21 As dores da alma, portanto, formam um tópico notável no budismo... Por que sofremos? Vivemos como se estivéssemos enfeitiçados por uma obsessão, persistimos em focar nossa atenção no sofrimento. Isso só provoca o aumento da agonia. Quando um tema nos angustia, por que nossos pensamentos insistem em regressar à origem da dor? A resposta está em nossa própria mente: ela não tem o treinamento adequado.

22 "Os sábios budistas confirmam que não basta erradicar todo e qualquer tipo de sofrimento para encontrar a felicidade. Além de deixar de lado as emoções negativas, também devemos desenvolver as positivas", diz Ricard. "Devemos habituar nossa mente a substituir emoções negativas por positivas. Quanto mais cultivarmos o amor e a bondade, menos espaço teremos para a raiva e o ódio em nossa paisagem mental. É importante saber quais são os antídotos que correspondem a cada uma de suas emoções negativas."

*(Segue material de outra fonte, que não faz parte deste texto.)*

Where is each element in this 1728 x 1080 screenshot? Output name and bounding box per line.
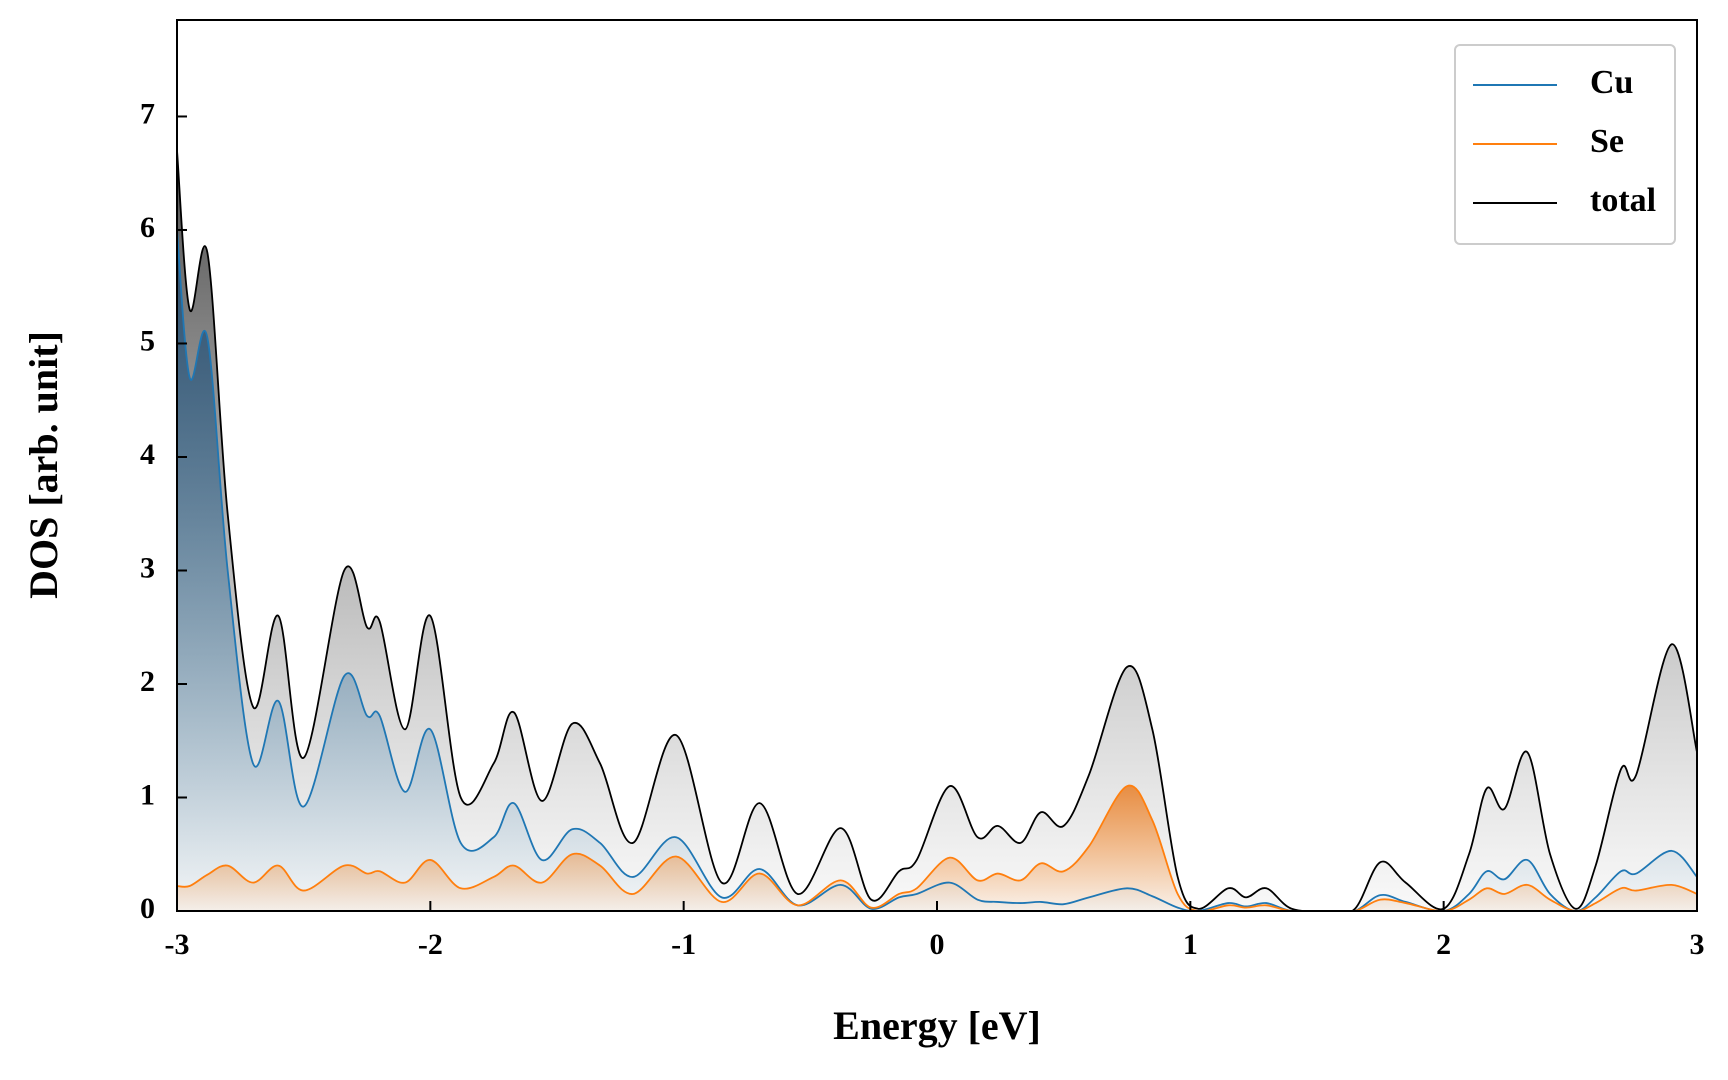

23 Muitos acham que a felicidade é uma sucessão de pequenos prazeres. Mas Ricard ressalta que "o prazer é uma experiência fugaz - depende de circunstâncias exteriores, de um momento ou lugar específicos. Quase sempre está ligado a uma ação". Ele lembra que algumas pessoas sentem prazer até em se vingar e em torturar os outros. "A felicidade autêntica não está ligada a uma atividade. É um estado de ser, um profundo equilíbrio emocional.

24 Ricard argumenta que não existe razão para não buscarmos sensações agradáveis, sejam elas relacionadas com a natureza, com a arte ou ao lado de pessoas queridas. "Os prazeres tornam-se obstáculos somente quando perturbam o equilíbrio da mente e nos levam à obsessão por gratificações. O prazer não é inimigo da felicidade. Se é vivido num estado de paz interior e liberdade, o prazer adorna a felicidade, sem obscurecê-la ", afirma.

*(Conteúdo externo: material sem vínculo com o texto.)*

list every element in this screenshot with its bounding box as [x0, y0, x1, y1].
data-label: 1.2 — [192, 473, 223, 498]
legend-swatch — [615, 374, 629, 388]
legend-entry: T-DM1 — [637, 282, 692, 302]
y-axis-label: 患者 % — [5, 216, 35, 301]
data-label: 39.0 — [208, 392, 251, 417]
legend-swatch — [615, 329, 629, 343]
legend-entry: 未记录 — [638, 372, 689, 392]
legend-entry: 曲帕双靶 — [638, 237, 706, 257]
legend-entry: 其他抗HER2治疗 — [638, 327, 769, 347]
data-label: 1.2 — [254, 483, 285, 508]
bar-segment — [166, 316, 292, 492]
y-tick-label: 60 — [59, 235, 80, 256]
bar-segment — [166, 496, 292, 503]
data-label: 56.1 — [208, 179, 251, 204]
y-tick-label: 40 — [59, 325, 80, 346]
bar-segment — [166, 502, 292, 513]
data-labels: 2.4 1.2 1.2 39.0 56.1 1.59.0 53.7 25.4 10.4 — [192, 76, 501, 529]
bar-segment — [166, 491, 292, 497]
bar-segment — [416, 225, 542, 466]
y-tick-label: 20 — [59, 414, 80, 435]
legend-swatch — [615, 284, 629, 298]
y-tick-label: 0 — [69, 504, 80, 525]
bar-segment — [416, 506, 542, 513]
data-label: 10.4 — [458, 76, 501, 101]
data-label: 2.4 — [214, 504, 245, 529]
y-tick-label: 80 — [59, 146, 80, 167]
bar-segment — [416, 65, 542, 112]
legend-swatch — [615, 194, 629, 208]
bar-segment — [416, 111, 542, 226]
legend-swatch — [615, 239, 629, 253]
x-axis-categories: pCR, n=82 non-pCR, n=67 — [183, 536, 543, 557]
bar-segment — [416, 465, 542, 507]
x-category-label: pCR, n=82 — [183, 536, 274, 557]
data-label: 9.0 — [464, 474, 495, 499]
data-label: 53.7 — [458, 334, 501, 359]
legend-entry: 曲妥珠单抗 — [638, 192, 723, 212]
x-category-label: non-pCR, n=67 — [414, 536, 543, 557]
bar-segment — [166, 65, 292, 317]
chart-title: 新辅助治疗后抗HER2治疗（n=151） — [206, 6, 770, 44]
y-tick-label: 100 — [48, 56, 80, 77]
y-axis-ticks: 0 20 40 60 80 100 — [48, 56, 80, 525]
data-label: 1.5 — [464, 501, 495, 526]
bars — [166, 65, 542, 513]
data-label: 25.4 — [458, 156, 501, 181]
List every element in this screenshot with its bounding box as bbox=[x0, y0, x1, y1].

25 Poucos sabem que o reino de Deus inclui o reino das satisfações mundanas. O reino divino estende-se ao terrestre, mas este, ilusório por natureza, não contém a essência da Realidade. Mahavatar Bábaji.

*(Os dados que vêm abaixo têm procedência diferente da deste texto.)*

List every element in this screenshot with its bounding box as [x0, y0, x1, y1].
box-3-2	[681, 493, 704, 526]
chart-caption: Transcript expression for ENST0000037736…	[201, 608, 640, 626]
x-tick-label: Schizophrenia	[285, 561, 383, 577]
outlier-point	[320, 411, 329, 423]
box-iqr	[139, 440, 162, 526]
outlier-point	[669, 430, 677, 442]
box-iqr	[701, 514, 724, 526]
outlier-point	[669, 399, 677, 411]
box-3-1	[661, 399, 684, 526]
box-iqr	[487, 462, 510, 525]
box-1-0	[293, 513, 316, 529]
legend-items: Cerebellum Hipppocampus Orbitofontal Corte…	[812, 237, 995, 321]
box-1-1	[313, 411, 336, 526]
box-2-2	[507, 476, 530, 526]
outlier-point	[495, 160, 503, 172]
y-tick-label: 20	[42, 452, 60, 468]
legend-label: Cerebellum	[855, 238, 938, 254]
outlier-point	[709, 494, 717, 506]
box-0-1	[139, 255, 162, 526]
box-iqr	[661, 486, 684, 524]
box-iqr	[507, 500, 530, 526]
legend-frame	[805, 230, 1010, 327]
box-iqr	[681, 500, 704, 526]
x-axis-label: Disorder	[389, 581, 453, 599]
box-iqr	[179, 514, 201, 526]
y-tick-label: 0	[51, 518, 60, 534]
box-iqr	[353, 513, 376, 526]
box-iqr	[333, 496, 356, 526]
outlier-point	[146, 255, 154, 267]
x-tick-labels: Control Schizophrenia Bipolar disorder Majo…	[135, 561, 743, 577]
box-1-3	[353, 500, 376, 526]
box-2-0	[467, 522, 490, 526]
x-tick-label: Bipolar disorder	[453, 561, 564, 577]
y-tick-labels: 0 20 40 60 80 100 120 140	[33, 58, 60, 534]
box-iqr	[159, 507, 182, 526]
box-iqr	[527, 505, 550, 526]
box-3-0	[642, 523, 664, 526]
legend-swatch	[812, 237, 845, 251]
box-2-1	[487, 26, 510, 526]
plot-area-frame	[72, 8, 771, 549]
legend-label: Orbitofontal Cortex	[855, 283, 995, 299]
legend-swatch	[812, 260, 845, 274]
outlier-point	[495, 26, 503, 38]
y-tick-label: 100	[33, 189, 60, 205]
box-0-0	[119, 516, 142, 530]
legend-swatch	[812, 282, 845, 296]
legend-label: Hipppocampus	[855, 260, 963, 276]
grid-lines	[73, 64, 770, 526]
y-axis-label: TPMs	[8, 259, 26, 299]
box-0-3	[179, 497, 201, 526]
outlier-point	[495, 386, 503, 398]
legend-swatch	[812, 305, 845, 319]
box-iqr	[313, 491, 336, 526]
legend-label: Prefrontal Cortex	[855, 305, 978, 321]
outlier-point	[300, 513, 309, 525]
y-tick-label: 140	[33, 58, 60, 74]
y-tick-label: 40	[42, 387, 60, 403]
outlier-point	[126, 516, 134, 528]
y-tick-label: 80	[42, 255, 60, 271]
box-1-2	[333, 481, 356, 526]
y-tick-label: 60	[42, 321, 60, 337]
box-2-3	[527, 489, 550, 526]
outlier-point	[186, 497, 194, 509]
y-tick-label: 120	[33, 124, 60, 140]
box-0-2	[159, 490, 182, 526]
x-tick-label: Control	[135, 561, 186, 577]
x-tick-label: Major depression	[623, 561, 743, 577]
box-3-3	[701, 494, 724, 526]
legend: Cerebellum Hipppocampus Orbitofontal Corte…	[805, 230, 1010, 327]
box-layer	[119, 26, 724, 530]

26 Uma forte determinação de ser feliz o ajudará. Não espere que as circunstâncias mudem, pensando falsamente que nelas reside o problema. Se você não decide ser feliz, ninguém poderá fazê-lo feliz. Não culpe Deus por isto! E se decide ser feliz, ninguém poderá fazê-lo infeliz... Somos nós que fazemos da vida o que ela é.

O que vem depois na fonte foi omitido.